Friday, 27 May 2011

Watch Your Mouth - Therasense, Inc. v. Becton, Dickinson & Co.,

The US federal circuit has now issued an en banc decision on inequitable conduct in the case Therasense, Inc. v. Becton, Dickinson & Co.,.

The case was related to a patent (US 5,820,551) on an electrochemical sensor for testing whole blood (i.e. blood with all its natural ingredients) comprising an electrode. The new thing was that the electrode was not covered by a membrane, whereas there the prior art allegedly relied on the technical prejudice that covering the electrode with a membrane is necessary to prevent some ingredients of the blood from sticking to the surface of the electrode. The inventors have apparently found a way to circumvent the necissity of that membrane.

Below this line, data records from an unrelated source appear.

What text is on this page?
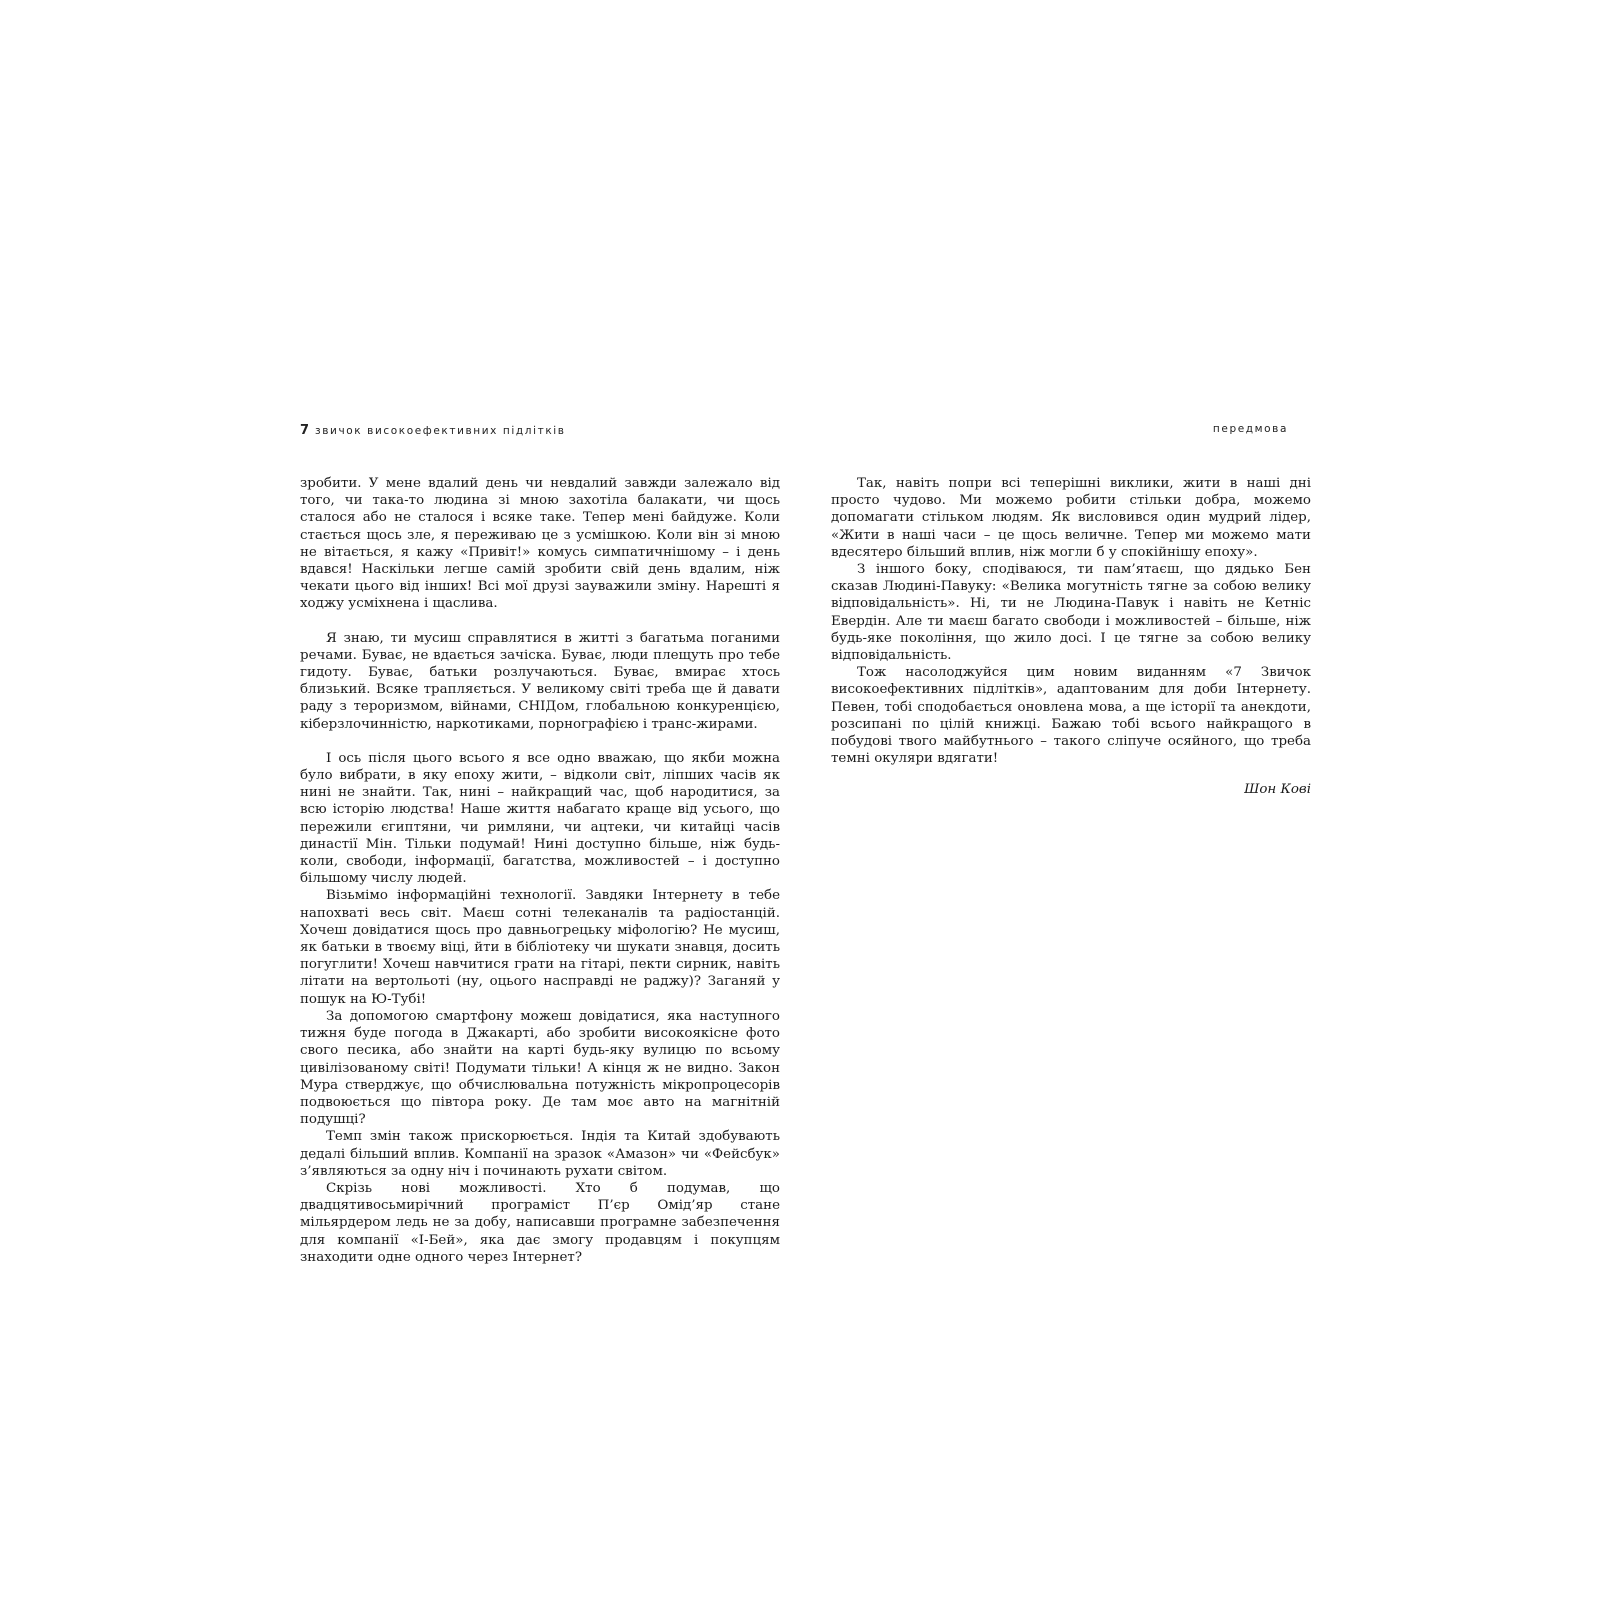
7 звичок високоефективних підлітків	передмова

зробити. У мене вдалий день чи невдалий завжди залежало від того, чи така-то людина зі мною захотіла балакати, чи щось сталося або не сталося і всяке таке. Тепер мені байдуже. Коли стається щось зле, я переживаю це з усмішкою. Коли він зі мною не вітається, я кажу «Привіт!» комусь симпатичнішому – і день вдався! Наскільки легше самій зробити свій день вдалим, ніж чекати цього від інших! Всі мої друзі зауважили зміну. Нарешті я ходжу усміхнена і щаслива.

Я знаю, ти мусиш справлятися в житті з багатьма поганими речами. Буває, не вдається зачіска. Буває, люди плещуть про тебе гидоту. Буває, батьки розлучаються. Буває, вмирає хтось близький. Всяке трапляється. У великому світі треба ще й давати раду з тероризмом, війнами, СНІДом, глобальною конкуренцією, кіберзлочинністю, наркотиками, порнографією і транс-жирами.

І ось після цього всього я все одно вважаю, що якби можна було вибрати, в яку епоху жити, – відколи світ, ліпших часів як нині не знайти. Так, нині – найкращий час, щоб народитися, за всю історію людства! Наше життя набагато краще від усього, що пережили єгиптяни, чи римляни, чи ацтеки, чи китайці часів династії Мін. Тільки подумай! Нині доступно більше, ніж будь-коли, свободи, інформації, багатства, можливостей – і доступно більшому числу людей.

Візьмімо інформаційні технології. Завдяки Інтернету в тебе напохваті весь світ. Маєш сотні телеканалів та радіостанцій. Хочеш довідатися щось про давньогрецьку міфологію? Не мусиш, як батьки в твоєму віці, йти в бібліотеку чи шукати знавця, досить погуглити! Хочеш навчитися грати на гітарі, пекти сирник, навіть літати на вертольоті (ну, оцього насправді не раджу)? Заганяй у пошук на Ю-Тубі!

За допомогою смартфону можеш довідатися, яка наступного тижня буде погода в Джакарті, або зробити високоякісне фото свого песика, або знайти на карті будь-яку вулицю по всьому цивілізованому світі! Подумати тільки! А кінця ж не видно. Закон Мура стверджує, що обчислювальна потужність мікропроцесорів подвоюється що півтора року. Де там моє авто на магнітній подушці?

Темп змін також прискорюється. Індія та Китай здобувають дедалі більший вплив. Компанії на зразок «Амазон» чи «Фейсбук» з’являються за одну ніч і починають рухати світом.

Скрізь нові можливості. Хто б подумав, що двадцятивосьмирічний програміст П’єр Омід’яр стане мільярдером ледь не за добу, написавши програмне забезпечення для компанії «І-Бей», яка дає змогу продавцям і покупцям знаходити одне одного через Інтернет?

Так, навіть попри всі теперішні виклики, жити в наші дні просто чудово. Ми можемо робити стільки добра, можемо допомагати стільком людям. Як висловився один мудрий лідер, «Жити в наші часи – це щось величне. Тепер ми можемо мати вдесятеро більший вплив, ніж могли б у спокійнішу епоху».

З іншого боку, сподіваюся, ти пам’ятаєш, що дядько Бен сказав Людині-Павуку: «Велика могутність тягне за собою велику відповідальність». Ні, ти не Людина-Павук і навіть не Кетніс Евердін. Але ти маєш багато свободи і можливостей – більше, ніж будь-яке покоління, що жило досі. І це тягне за собою велику відповідальність.

Тож насолоджуйся цим новим виданням «7 Звичок високоефективних підлітків», адаптованим для доби Інтернету. Певен, тобі сподобається оновлена мова, а ще історії та анекдоти, розсипані по цілій книжці. Бажаю тобі всього найкращого в побудові твого майбутнього – такого сліпуче осяйного, що треба темні окуляри вдягати!

Шон Кові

The closest prior art US 4,545,382 ("the '382 patent") discloses that "Optionally, but preferably when being used on live blood, a protective membrane surrounds both the enzyme and the mediator layers, permeable to water and glucose molecules.

In order to support the argument that the latter passage did not clearly teach a device without a protective membrane, the applicant's director for R&D, Dr. Sanghera submitted a declaration to USPTO stating:
"[O]ne skilled in the art would have felt that an active electrode comprising an enzyme and a mediator would require a protective membrane if it were to be used with a whole blood sample. . . . [O]ne skilled in the art would not read lines 63 to 65 of column 4 of U.S. Patent No. 4,545,382 to teach that the use of a protective membrane with a whole blood sample is optionally or merely preferred."

Now, the problem starts with the fact that the prior art '382 was held by the applicant of the case under dispute and that the applicant's declarations in this older application were in contrast with Dr. Shanghera's declaration mentioned above.

However, in the EP counterpart of the '382 (the prior art of the case at issue), the applicant's EP representative had argued as followed:
"It is submitted that this disclosure is unequivo-cally clear. The protective membrane is optional, however, it is preferred when used on live blood in order to prevent the larger constituents of the blood, in particular erythrocytes from interfering with the electrode sensor. Furthermore it is said, that said protective membrane should not prevent the glucose molecules from penetration, the membrane is “permeable” to glucose molecules. This teaches the skilled artisan that, whereas the [D1 membrane] must . . . control the permeability of the glucose . . . the purpose of the protective membrane in the patent in suit is not to control the permeation of the glucose molecules. For this very reason the sensor electrode as claimed does not have (and must not have) a semipermeable membrane in the sense of D1." (D1 is another piece of prior art)

This discrepancy (i.e. a discrepancy between declarations given in different procedures relating to different patent applications) and the fact that the submissions of the EP representatives in the EP counterpart of the '382 patent had not been disclosed to the USPTO led to a judgement of a california district court holding the patent unenforceable for inequitable conduct, which was upheld by the Federal Circuit in 2010.

Although the Federal Circuit has finaly vacated the district court's finding of inequitable conduct and has remanded by further proceeding, this case appears to have a big impact on our practice as EP representatives because not only it is clear that our comments on the construction of prior art documents could be used against our clients in the US if the same prior art document is cited in a co-pending or completely unrelated application but also that there may be a duty to disclose these comments as soon as the same documents is cited again. This is a difficult task because, in priciple, it requires keeping track of all the citations of the entire patent portfolio and disclosing all the comments on that document as soon as the document is cited again in another applicaion.